Albert Atkin, at 3AM

Fascinating interview.  A couple of high points for me…

Despite being someone who wants to explore potentially specific problems in philosophy. I think there’s a lot of truth in this:

 I honestly think claims that there is something intrinsic to the discipline that means it attracts a particular type of person (who tends to be male and white and wealthy) is weak tea. Philosophy has a problem, but it has a problem because the world is a shitty place, and the most comfortable and interesting jobs tend to be populated by the most privileged. As much as people complain about academia, it’s a pretty cushy gig. Why are there so few black academics? Because for the most part, society is racist. Why do we struggle to get gender equality? Because for the most part, society is sexist. Why are working class people underrepresented in academia? Because for the most part society makes it easier for the privileged to succeed. Why are people of disability made invisible in academia? Because for the most part society is ableist. Philosophy may be a particularly troublesome and resistant pocket of that society, but it’s hardly the last or biggest hold out.

 

I think readers of this blog will be especially interested as well to read Albert’s thoughts on philosophy of race and the importance of definitions with respect to Roma identity, a perspective that is (to put it mildly) not often discussed.

I use a particular approach of saying that careful definition and clarity are important, that these are what analytic philosophers take themselves to be good at, and that they should get involved in this project. I can understand why people might not find that approach useful, especially in the current context in America where there needs to be a real focus on the differences in lived experience between races. From my point of view though, understanding what we can do by getting involved in projects of definition are important and do have a role.

To illustrate, I have a paper included in a collection of articles on the condition of Roma in Europe. The collection “We Roma“, is edited by Daniel Baker and Maria Hlavajova and has contributions from both Roma and Non-Roma. In my paper, I try to make it clear that there are official definitions of Roma groups which are designed to identify us with properties that can be (and are being) removed — its definitional genocide. I argue that we need to be involved in defining ourselves, to own the definitional project, otherwise we, as a group, are doomed in Europe. Given the surge in far right sentiment across Europe I worry that we may already be doomed, but while ever someone else controls whats defines us we can simply be erased by fiat.

Read the whole thing.

 

2 thoughts on “Albert Atkin, at 3AM

  1. I think it is important to stress that there is a racist and societal background to philosophy’s diversity problems. Nonetheless, there has also got to be something fairly peculiar to philosophy, since a number of other disciplines have advanced considerably more than we have.

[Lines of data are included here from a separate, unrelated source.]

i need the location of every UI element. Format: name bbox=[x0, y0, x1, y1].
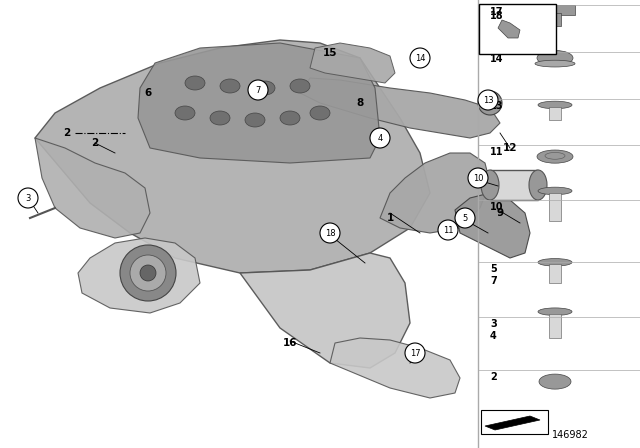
Text: 16: 16 bbox=[283, 338, 297, 348]
Text: 5: 5 bbox=[462, 214, 468, 223]
Text: 13: 13 bbox=[490, 101, 504, 111]
Circle shape bbox=[455, 208, 475, 228]
Ellipse shape bbox=[537, 51, 573, 65]
Text: 17: 17 bbox=[490, 7, 504, 17]
Circle shape bbox=[120, 245, 176, 301]
Text: 146982: 146982 bbox=[552, 430, 588, 440]
Ellipse shape bbox=[220, 79, 240, 93]
Text: 14: 14 bbox=[415, 53, 425, 63]
Ellipse shape bbox=[537, 150, 573, 163]
Ellipse shape bbox=[538, 187, 572, 195]
Text: 13: 13 bbox=[483, 95, 493, 104]
Polygon shape bbox=[300, 78, 500, 138]
Ellipse shape bbox=[529, 170, 547, 200]
Circle shape bbox=[130, 255, 166, 291]
Bar bbox=[549, 193, 561, 221]
Polygon shape bbox=[138, 43, 380, 163]
Text: 4: 4 bbox=[490, 331, 497, 340]
Polygon shape bbox=[310, 43, 395, 83]
Text: 6: 6 bbox=[145, 88, 152, 98]
Ellipse shape bbox=[535, 60, 575, 67]
Text: 18: 18 bbox=[324, 228, 335, 237]
Circle shape bbox=[478, 91, 502, 115]
Text: 2: 2 bbox=[490, 372, 497, 382]
Text: 3: 3 bbox=[490, 319, 497, 329]
Text: 18: 18 bbox=[490, 11, 504, 21]
Bar bbox=[549, 13, 561, 26]
Circle shape bbox=[248, 80, 268, 100]
Text: 15: 15 bbox=[323, 48, 337, 58]
Text: 3: 3 bbox=[26, 194, 31, 202]
Polygon shape bbox=[485, 416, 540, 430]
Bar bbox=[549, 314, 561, 338]
Text: 7: 7 bbox=[490, 276, 497, 286]
FancyBboxPatch shape bbox=[479, 4, 556, 54]
Text: 9: 9 bbox=[497, 208, 504, 218]
Text: 7: 7 bbox=[255, 86, 260, 95]
Text: 12: 12 bbox=[503, 143, 517, 153]
Text: 10: 10 bbox=[473, 173, 483, 182]
Ellipse shape bbox=[538, 101, 572, 109]
Ellipse shape bbox=[280, 111, 300, 125]
Ellipse shape bbox=[255, 81, 275, 95]
Polygon shape bbox=[35, 40, 430, 273]
Circle shape bbox=[320, 223, 340, 243]
Text: 17: 17 bbox=[410, 349, 420, 358]
Circle shape bbox=[370, 128, 390, 148]
Circle shape bbox=[405, 343, 425, 363]
Ellipse shape bbox=[185, 76, 205, 90]
Bar bbox=[490, 170, 538, 200]
Polygon shape bbox=[380, 153, 490, 233]
Circle shape bbox=[18, 188, 38, 208]
Ellipse shape bbox=[245, 113, 265, 127]
Polygon shape bbox=[330, 338, 460, 398]
Circle shape bbox=[140, 265, 156, 281]
Circle shape bbox=[468, 168, 488, 188]
Polygon shape bbox=[78, 238, 200, 313]
Text: 14: 14 bbox=[490, 54, 504, 64]
Polygon shape bbox=[35, 138, 150, 238]
Ellipse shape bbox=[538, 308, 572, 315]
Circle shape bbox=[438, 220, 458, 240]
Circle shape bbox=[410, 48, 430, 68]
Polygon shape bbox=[455, 193, 530, 258]
Ellipse shape bbox=[481, 170, 499, 200]
Ellipse shape bbox=[290, 79, 310, 93]
Polygon shape bbox=[240, 253, 410, 368]
Text: 2: 2 bbox=[63, 128, 70, 138]
Ellipse shape bbox=[175, 106, 195, 120]
Text: 10: 10 bbox=[490, 202, 504, 212]
Ellipse shape bbox=[539, 374, 571, 389]
Ellipse shape bbox=[210, 111, 230, 125]
Bar bbox=[549, 107, 561, 120]
Text: 11: 11 bbox=[443, 225, 453, 234]
Polygon shape bbox=[498, 20, 520, 38]
Text: 5: 5 bbox=[490, 264, 497, 274]
Text: 8: 8 bbox=[356, 98, 364, 108]
Text: 1: 1 bbox=[387, 213, 394, 223]
Text: 4: 4 bbox=[378, 134, 383, 142]
Bar bbox=[549, 264, 561, 283]
Text: 2: 2 bbox=[92, 138, 99, 148]
Circle shape bbox=[478, 90, 498, 110]
Ellipse shape bbox=[545, 152, 565, 159]
Ellipse shape bbox=[538, 258, 572, 266]
Ellipse shape bbox=[310, 106, 330, 120]
Bar bbox=[535, 5, 575, 15]
Text: 11: 11 bbox=[490, 147, 504, 157]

  2. I am a social/political philosopher who reads across the tradition, including continental sources on social/political. From this perspective, the problem with the analytic approach is that it tends take what might be called a “non-comprehensive” approach to these issues. Providing a “careful definition” of this or that ignores the much more interesting and just as pressing question of how we (including the analytic philosopher) come to have the definitions we do and whether every definition depends on a social context. “Clarity” is a fine goal, but modeling context is complex (see Foucault), and to sacrifice complexity for clarity/simplicity will not advance our understanding of social/political phenomena.

    As this author observes, a people may be defined in such a way that their needs and interests are effectively erased. We have seen the same phenomenon in the United States, of course. But this observation is not owing to the clarity of analytic philosophy, but rather this author’s moving beyond clear definitions to consider the broader social meaning of definitions. Clear analysis in and of itself is insufficient for critique. We need a model of agency and contextualization that addresses the human ability and need to transcend a given definition. I find that continental theorists (including Kant and the post-Kantian tradition) have richer resources for this, and I wish there weren’t such a disciplinary prejudice against drawing on them.